Tuesday, 4 June 2013

Obey Straightaway :)

Sometimes, one just gets those promptings from the Lord to do something! Just a really strong feeling in your heart that "this"- and this could be anything at all - is what the Lord wants. And sometimes those things will be really easy to do - things you actually want to do. But more often, they aren't. 

A few months ago, God was really prompting me to contact a friend of mine whom I had lost contact with, and to tell them something. He prompted me over and over again. What I had to say was not an easy thing... Yet I knew it had to be done.
I tried drafting a note of it, but I just couldn't get it to sound right, so I left it, put it from my mind and tried to forget about it.

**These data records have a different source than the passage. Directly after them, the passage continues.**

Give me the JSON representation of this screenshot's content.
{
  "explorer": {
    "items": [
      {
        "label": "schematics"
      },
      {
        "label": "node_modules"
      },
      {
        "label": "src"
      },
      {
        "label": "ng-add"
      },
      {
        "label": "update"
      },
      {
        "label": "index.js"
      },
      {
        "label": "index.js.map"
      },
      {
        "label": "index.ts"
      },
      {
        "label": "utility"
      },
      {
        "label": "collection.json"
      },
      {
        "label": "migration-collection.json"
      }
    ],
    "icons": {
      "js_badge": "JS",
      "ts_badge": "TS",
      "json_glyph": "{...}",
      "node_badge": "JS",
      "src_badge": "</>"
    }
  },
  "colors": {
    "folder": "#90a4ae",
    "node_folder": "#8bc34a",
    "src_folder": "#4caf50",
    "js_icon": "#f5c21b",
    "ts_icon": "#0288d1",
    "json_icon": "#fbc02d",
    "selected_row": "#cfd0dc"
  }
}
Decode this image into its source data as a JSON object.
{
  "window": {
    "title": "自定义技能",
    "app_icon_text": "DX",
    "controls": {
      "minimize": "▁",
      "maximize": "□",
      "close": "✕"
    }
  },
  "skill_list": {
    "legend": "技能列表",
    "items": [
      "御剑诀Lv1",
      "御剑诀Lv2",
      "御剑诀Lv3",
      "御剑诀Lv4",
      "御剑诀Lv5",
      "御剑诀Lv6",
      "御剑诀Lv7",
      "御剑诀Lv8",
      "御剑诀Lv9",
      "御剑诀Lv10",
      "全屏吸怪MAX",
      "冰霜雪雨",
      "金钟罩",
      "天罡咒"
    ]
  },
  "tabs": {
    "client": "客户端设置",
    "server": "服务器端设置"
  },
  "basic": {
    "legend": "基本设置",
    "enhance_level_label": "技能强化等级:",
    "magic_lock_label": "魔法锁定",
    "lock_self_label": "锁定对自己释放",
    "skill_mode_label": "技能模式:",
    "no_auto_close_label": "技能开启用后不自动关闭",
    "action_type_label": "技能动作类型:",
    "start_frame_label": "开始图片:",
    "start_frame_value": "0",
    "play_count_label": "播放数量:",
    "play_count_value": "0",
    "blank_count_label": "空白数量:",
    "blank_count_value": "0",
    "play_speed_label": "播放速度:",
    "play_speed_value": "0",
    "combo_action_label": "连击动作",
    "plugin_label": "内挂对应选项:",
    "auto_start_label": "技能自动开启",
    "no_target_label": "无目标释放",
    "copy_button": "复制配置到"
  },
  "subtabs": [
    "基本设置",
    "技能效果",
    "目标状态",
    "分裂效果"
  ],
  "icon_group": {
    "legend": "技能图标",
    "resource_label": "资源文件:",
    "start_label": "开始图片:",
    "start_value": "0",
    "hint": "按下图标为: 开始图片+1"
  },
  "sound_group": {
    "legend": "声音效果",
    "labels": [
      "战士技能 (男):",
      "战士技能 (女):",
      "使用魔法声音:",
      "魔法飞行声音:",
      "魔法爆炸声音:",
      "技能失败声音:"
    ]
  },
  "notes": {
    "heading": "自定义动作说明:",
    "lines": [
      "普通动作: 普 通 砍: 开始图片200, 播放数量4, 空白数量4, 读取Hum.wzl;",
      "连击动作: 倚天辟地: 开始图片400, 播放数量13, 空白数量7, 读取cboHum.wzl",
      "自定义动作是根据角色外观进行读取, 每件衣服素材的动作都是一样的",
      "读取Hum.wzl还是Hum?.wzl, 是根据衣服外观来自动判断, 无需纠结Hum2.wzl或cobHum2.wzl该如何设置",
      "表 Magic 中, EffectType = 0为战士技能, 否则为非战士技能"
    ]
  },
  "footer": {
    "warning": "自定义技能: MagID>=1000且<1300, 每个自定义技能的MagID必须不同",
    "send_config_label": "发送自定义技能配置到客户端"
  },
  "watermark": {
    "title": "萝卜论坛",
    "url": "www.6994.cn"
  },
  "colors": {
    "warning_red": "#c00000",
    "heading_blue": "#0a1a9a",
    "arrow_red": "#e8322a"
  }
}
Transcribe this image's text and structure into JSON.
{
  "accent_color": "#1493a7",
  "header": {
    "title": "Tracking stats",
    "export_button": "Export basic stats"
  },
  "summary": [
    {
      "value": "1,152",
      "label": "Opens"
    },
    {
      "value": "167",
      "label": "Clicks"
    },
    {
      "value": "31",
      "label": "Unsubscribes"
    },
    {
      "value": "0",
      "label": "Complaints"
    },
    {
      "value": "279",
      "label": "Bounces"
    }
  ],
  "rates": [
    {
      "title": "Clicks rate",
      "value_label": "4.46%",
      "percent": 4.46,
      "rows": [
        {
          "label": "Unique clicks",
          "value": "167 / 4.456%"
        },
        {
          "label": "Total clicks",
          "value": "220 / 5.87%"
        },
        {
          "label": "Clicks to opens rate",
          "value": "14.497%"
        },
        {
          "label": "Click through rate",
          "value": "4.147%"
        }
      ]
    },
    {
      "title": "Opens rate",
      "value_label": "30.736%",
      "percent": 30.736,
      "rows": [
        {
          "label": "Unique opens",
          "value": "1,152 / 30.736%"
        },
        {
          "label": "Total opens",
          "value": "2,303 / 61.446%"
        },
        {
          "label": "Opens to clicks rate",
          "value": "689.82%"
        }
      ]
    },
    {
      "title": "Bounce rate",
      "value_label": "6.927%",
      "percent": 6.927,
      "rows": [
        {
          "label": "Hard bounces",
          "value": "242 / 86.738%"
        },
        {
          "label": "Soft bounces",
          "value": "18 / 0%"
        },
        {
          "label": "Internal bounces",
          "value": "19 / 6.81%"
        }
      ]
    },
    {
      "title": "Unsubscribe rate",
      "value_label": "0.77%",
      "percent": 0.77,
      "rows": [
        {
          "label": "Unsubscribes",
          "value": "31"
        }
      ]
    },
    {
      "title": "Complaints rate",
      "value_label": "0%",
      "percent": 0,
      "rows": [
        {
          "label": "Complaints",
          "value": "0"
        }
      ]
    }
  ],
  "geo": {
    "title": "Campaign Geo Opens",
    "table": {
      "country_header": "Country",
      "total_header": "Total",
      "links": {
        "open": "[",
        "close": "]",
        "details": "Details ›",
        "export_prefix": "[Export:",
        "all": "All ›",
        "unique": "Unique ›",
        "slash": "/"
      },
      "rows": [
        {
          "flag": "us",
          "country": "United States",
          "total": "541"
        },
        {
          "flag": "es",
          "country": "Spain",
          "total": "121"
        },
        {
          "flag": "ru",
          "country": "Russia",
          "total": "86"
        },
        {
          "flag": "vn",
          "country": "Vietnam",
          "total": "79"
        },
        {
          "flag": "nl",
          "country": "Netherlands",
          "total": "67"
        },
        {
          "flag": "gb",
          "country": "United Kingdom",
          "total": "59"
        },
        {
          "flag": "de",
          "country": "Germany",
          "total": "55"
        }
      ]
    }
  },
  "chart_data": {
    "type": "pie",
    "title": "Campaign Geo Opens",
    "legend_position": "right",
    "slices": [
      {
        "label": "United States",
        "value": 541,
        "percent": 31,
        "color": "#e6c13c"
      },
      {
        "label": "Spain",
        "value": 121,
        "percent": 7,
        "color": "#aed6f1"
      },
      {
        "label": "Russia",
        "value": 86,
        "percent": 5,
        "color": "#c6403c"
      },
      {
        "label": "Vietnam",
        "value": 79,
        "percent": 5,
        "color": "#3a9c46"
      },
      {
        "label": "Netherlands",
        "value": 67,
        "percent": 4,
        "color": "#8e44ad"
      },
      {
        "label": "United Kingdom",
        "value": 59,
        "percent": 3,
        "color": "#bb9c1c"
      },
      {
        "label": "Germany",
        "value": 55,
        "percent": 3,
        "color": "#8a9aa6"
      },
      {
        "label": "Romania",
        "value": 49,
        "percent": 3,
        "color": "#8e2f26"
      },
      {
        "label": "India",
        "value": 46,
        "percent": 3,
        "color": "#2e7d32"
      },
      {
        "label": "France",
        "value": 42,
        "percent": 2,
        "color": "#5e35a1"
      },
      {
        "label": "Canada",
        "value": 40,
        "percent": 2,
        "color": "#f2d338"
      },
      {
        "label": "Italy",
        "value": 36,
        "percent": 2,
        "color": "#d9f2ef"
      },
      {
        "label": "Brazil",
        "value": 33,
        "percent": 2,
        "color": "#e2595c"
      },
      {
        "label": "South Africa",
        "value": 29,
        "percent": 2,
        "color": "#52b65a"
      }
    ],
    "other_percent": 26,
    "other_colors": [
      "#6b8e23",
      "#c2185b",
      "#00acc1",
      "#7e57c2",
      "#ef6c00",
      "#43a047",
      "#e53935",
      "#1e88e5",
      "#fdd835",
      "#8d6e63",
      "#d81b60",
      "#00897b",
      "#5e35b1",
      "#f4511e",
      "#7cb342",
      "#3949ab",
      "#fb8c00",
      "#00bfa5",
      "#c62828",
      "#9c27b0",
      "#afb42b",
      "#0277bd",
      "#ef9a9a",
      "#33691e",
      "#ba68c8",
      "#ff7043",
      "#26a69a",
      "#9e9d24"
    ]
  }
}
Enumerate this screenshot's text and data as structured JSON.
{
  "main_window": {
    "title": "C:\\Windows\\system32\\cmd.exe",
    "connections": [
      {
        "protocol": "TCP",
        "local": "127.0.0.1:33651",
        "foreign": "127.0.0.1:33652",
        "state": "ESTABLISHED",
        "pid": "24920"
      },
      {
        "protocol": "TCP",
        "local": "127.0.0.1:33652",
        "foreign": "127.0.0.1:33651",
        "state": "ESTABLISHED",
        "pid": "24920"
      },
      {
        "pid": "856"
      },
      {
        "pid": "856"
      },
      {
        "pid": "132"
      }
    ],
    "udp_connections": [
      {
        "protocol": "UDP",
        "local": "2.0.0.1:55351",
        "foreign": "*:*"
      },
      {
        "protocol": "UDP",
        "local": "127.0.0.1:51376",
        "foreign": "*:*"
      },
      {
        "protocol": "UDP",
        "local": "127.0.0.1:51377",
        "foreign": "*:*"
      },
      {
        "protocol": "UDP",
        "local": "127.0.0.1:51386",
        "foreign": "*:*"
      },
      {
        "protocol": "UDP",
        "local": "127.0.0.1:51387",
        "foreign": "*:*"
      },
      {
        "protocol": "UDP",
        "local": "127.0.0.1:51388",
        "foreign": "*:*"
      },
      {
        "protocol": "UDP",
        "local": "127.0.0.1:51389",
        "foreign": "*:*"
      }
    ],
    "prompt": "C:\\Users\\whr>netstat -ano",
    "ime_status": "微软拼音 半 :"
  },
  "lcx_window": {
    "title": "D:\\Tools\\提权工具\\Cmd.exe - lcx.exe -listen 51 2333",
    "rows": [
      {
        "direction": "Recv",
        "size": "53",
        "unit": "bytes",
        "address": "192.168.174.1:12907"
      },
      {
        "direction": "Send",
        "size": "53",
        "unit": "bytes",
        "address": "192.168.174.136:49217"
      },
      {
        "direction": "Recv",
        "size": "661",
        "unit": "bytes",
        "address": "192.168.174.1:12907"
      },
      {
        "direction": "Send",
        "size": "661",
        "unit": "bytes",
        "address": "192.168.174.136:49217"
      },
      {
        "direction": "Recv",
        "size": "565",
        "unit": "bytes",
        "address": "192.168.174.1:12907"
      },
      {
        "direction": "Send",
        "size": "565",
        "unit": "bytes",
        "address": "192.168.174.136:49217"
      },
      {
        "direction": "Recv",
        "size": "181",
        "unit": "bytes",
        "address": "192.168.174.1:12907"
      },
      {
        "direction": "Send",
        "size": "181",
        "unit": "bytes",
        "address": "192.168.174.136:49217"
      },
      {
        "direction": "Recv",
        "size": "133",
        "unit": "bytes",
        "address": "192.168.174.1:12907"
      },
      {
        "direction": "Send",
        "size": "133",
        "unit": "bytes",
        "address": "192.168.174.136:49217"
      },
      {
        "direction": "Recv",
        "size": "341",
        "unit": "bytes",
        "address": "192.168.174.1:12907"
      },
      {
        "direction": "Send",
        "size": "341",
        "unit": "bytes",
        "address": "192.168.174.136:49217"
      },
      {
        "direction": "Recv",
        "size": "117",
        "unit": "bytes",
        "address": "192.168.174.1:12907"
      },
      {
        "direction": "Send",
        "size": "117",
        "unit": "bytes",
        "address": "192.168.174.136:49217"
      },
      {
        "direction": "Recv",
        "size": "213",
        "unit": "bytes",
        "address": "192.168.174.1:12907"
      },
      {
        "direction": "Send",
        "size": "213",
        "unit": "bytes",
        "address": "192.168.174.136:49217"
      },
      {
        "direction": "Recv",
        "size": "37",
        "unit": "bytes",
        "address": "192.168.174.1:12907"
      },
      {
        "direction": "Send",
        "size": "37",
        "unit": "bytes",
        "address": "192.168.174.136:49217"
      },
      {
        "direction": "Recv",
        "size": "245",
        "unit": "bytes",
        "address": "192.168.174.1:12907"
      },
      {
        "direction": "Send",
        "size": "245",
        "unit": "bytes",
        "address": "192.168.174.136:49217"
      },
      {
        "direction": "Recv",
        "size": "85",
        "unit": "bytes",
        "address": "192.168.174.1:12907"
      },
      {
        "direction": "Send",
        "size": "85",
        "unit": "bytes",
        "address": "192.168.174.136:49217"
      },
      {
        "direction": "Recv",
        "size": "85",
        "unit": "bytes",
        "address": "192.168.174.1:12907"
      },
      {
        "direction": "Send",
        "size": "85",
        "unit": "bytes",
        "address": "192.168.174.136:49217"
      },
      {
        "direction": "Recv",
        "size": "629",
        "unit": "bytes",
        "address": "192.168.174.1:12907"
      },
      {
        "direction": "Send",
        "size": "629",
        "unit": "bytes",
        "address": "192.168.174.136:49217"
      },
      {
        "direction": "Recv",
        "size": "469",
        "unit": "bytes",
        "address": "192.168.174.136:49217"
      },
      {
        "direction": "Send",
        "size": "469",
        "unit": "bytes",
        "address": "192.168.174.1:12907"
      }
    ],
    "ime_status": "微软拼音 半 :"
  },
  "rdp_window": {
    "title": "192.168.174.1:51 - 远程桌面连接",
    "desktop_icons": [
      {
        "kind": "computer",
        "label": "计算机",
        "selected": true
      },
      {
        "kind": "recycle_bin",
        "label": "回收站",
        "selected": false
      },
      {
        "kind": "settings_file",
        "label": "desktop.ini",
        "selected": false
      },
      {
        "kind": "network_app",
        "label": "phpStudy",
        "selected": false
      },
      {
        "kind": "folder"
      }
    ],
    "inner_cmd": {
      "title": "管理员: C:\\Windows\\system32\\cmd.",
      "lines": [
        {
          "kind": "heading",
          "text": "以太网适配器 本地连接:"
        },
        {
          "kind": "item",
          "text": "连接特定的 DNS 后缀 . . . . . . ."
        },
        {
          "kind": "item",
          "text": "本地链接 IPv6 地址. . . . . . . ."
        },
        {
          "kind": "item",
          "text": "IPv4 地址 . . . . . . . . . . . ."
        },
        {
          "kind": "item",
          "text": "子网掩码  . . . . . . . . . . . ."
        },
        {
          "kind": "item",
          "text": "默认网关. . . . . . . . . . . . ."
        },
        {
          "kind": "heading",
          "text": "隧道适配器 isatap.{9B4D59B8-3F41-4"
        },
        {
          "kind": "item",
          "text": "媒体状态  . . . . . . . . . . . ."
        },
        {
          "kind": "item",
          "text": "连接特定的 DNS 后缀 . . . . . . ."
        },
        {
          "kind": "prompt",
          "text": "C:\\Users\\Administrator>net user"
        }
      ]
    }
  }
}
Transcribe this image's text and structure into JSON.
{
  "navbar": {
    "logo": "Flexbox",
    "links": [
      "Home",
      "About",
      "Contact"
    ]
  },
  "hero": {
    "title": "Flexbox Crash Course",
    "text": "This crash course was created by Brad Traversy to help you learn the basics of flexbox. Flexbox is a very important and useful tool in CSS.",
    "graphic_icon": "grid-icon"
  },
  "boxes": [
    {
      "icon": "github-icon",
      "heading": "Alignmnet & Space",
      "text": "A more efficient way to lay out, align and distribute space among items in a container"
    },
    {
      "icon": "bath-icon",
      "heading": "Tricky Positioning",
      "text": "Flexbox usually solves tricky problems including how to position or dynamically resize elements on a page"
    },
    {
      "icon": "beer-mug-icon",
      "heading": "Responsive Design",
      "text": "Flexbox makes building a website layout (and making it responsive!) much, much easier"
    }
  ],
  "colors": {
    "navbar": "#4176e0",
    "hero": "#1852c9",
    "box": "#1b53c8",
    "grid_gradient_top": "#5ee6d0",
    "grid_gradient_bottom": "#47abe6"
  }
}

But as hard as I tried, it really didn't work out so well - thoughts of what I needed to say were constantly in my mind. But still I ignored the prompting. I tried to do a "Jonah" and run away from what I knew God wanted me to do. But as anyone who had read the story of Jonah will know, (and I do highly recommend that book of the Bible to anyone who had yet to read it) that doesn't work so well - you can't just run away from God and whatever He wants you to do! In fact, the more you try and run away from things, the worse things get, as Jonah found out when the Lord sent that terrible storm, then the whale. 
But if we turn back, and finally listen to God, He will calm the storms created by our defiance, whatever it may be, and send a "whale" to save us - for whilst being inside a whale for three days may not have been the most pleasant experience for Jonah, it did save him from drowning.

I didn't have a real storm myself, just a sense of unhappiness hanging over me, followed by a string of nightmares, night after night, about what I was supposed to say. It all seems so silly now. If I had just listened, and obeyed God straightaway, it wouldn't have been so hard! It still wouldn't have been easy, but at least I wouldn't have had to agonise over it for months.

I finally realised all of this, and stopped running. Immediately after sending my message, I felt so much better. And when I got a reply about a week later, sorting the whole issue out once and for all, I felt like a weight had been lifted from my shoulders. Made me wish I had been ready to listen and obey all along! What if, in my stubborn defiance of choosing not to listen to the Lord, I had missed the opportunity or the situation had gotten more complicated?! I'm just so blessed that it didn't! 
The lesson I learnt from all of this? If you receive a prompting from God to do something, don't ignore it, or leave it for later - act on it! His plans and His timing is perfect, and so much better than our own. God knows what He is doing!!!